How else would you explain our baseball playoff predictions? Did you really believe we thought the Twins would beat the Yankees on the way to the World Series? Please.
The Dodgers crushing the Nationals? Au contraire. The Braves over the Cardinals? As our girl Edith Piaff would say: "Mon Dieu." At least they left standing our Astros-over-the-Rays pick. Meager consolation, that.
We have, of course, initiated an internal investigation. Subpoenas are being prepared. All leads will be followed unless they just seem like too much work. Whistleblowers are tuning up and Ronan Farrow is writing a tell-all book. We will get to the bottom of it.
You have not heard the last of this. No matter how much you wish you had.
Is it a snake? A fish? A snish?
Great, something else to strike absolute terror into our fragile little souls: Fishery managers in Georgia are all a'dither that someone caught something called a northern snakehead fish in a pond in Gwinnett County, northeast of Atlanta's sprawl.
"The long thin fish that looks similar to a bowfin can be harmful to wildlife because it can out-compete, or later displace, other species in the water, according to the U.S. Geological Survey," said the story in the Washington Post. "Should the species succeed in establishing more populations of predatory offspring, it could alter food webs and ecological systems that could leave a permanent change to other species in water bodies."
But here's the worst of it: The snakehead -- and how is there not a minor league baseball team with that name? -- can breath air. Which means they can live, at least for a while, among us.
"The fish can survive up to four days out of water if it's kept moist, and it can remain immobile, but alive, in mud during drought, according to the Chesapeake Bay Program," sayeth the Post. "The fish can grow up to three feet and can weigh up to 18 pounds or more."
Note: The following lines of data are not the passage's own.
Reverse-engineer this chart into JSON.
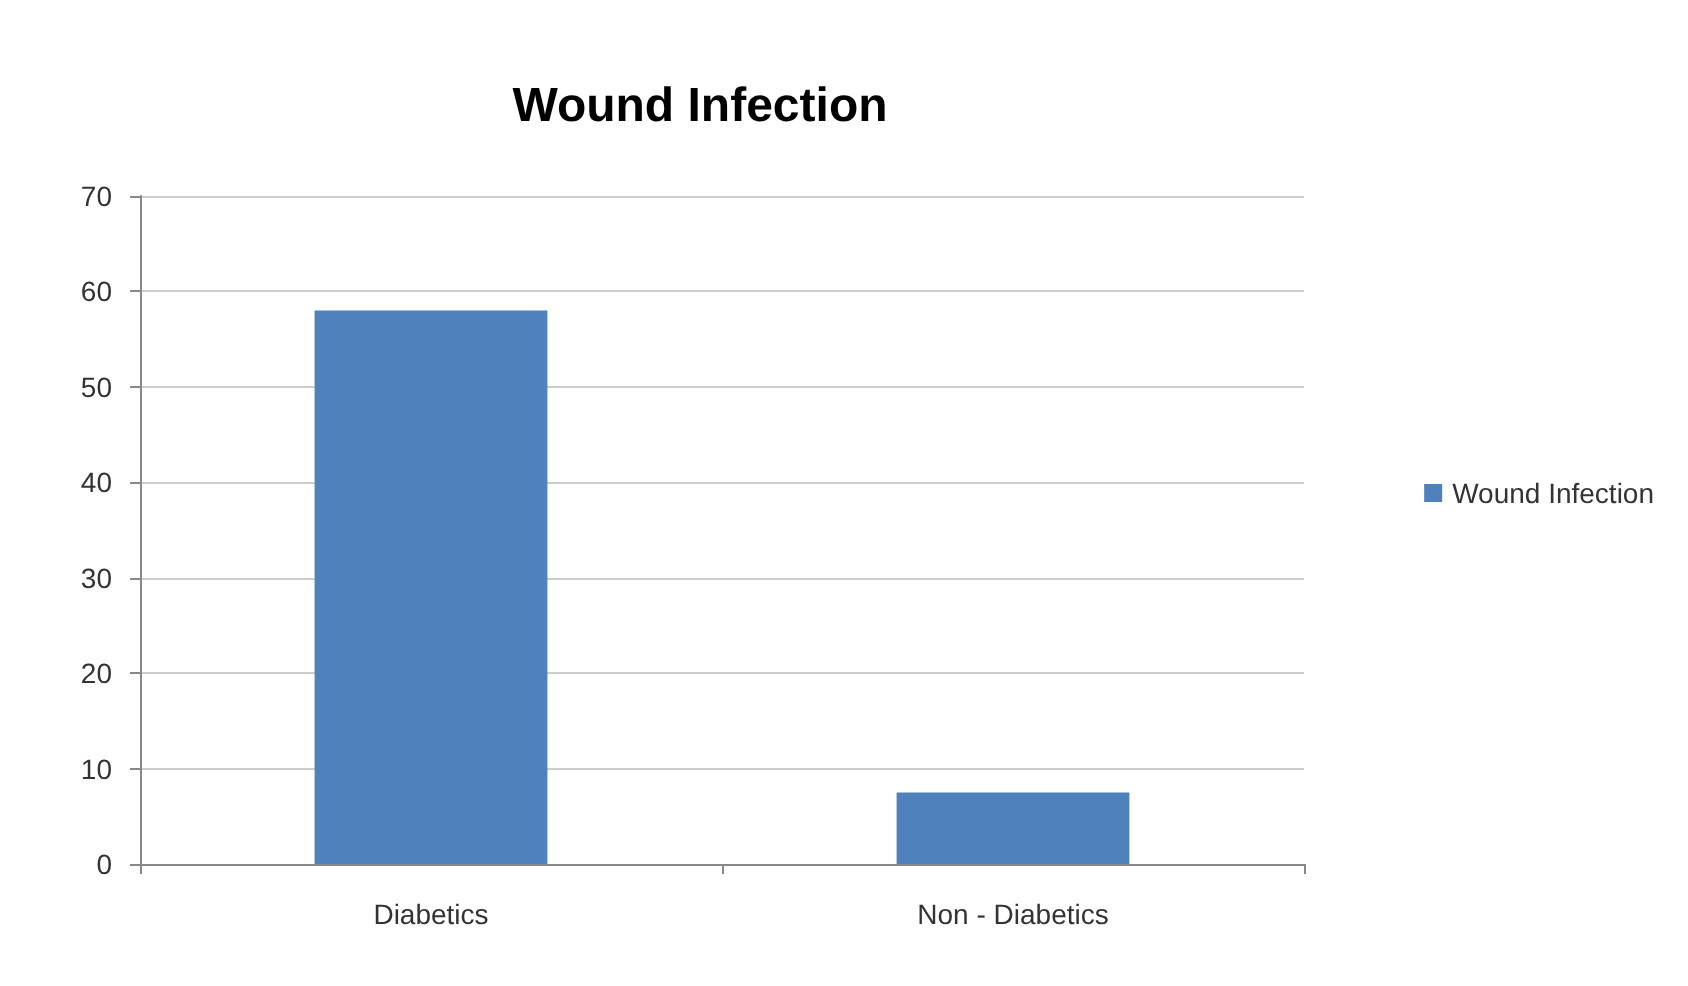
{
  "chart_data": {
    "type": "bar",
    "title": "Wound Infection",
    "categories": [
      "Diabetics",
      "Non - Diabetics"
    ],
    "series": [
      {
        "name": "Wound Infection",
        "color": "#4f81bd",
        "values": [
          58,
          7.5
        ]
      }
    ],
    "ylim": [
      0,
      70
    ],
    "yticks": [
      0,
      10,
      20,
      30,
      40,
      50,
      60,
      70
    ],
    "grid": "y",
    "legend": "right"
  }
}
The snakeheads, native to East Asia, stay thin, of course, by eating other fish. But they also will snack on amphibians, crawfish, rodents and the occasional Shriner.
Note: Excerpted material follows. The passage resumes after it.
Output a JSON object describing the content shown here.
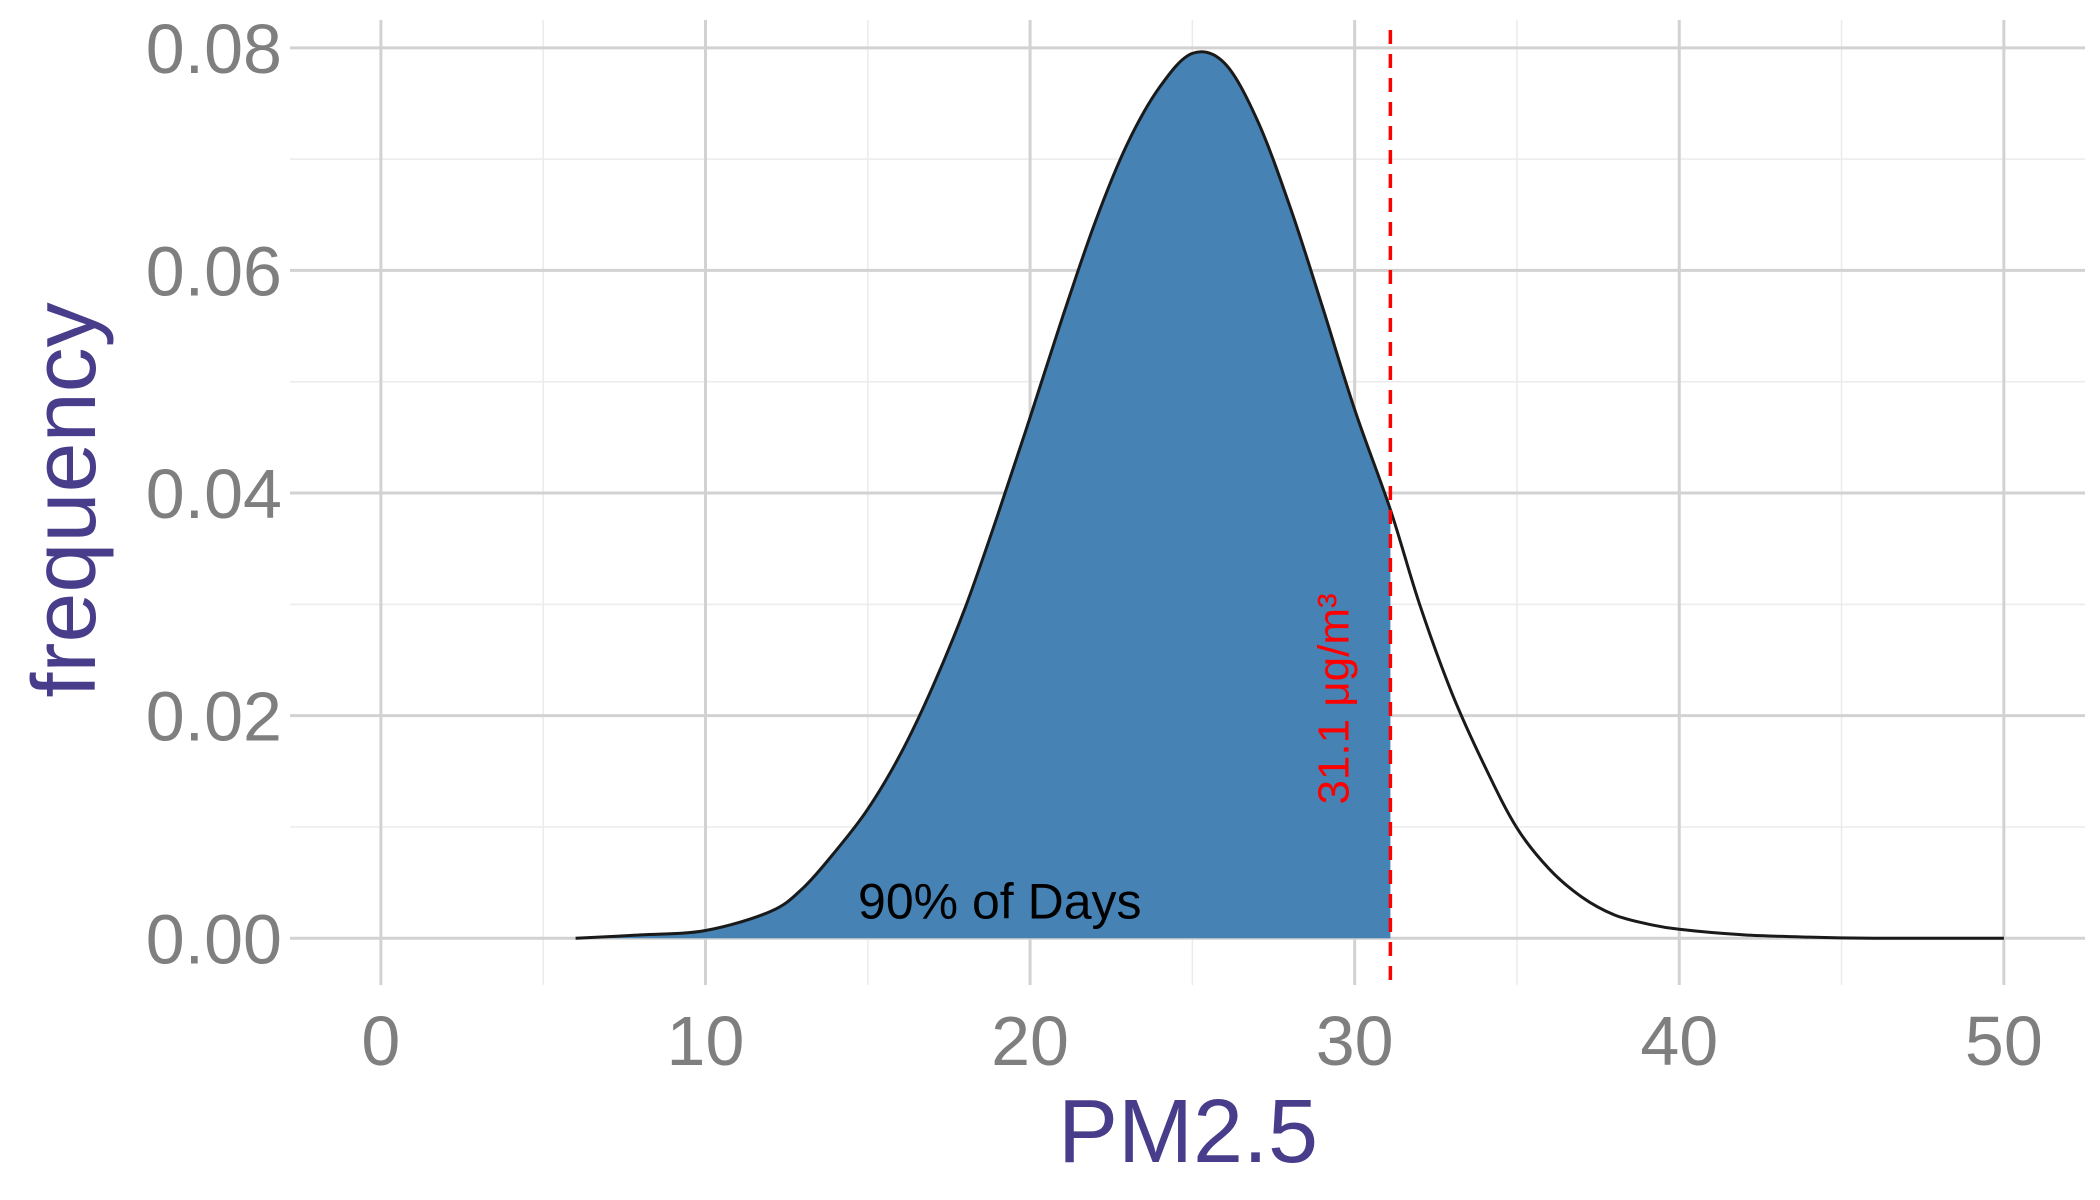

And the folks from the wildlife resources division of the Georgia Department of Natural Resources are not messin' about when it comes to the snakeheads. They are asking anyone that comes across a snakehead to kill and photograph it, which frankly seems a tad lurid.
For the record, if we come across one of these, we will not be taking pictures. We will be freaking out. Freaking. Out.
How many Ds in boat? Apparently three
This is a cool story out of the University of Maine, by way of the Press Herald newspaper of Portland: Using the world's largest 3-D printer, the folks at the university produced the largest boat ever to come from a 3-D printer -- a 25-foot, 2.5-ton boat named 3Dirigo that is made from a blend of plastic and wood cellulose.
The boat already has sailed into the world record book.
"A Guinness World Records adjudicator was on hand to certify three records: the world's largest polymer 3-D printer, largest 3-D printed boat and the largest solid 3-D printed item, according to a statement about the event," said the Press Herald story. "The printer was also used to make a tactical shelter for soldiers that was unveiled at the same ceremony."
The previous record-holder was a 40-foot rowboat.
Habib Dagher, a structural engineering professor, said the school worked with local boatbuilders to produce the vessel.
"He said the printer can be used to make molds that the boatbuilders can use when they make yachts and other watercraft," according to the Press Herald story. "The 3-D printed boat was to be placed in the university's ocean simulator, where wave technology is tested."
We think esteemed local boat builder Harold Burnham should have one of these 3-D printers for schooners. And then he could just fax them wherever he wanted to go.
See, we've always got our thinking cap on. It's the wee thing with the pointed top.
As always, no fish were harmed in the making of this column.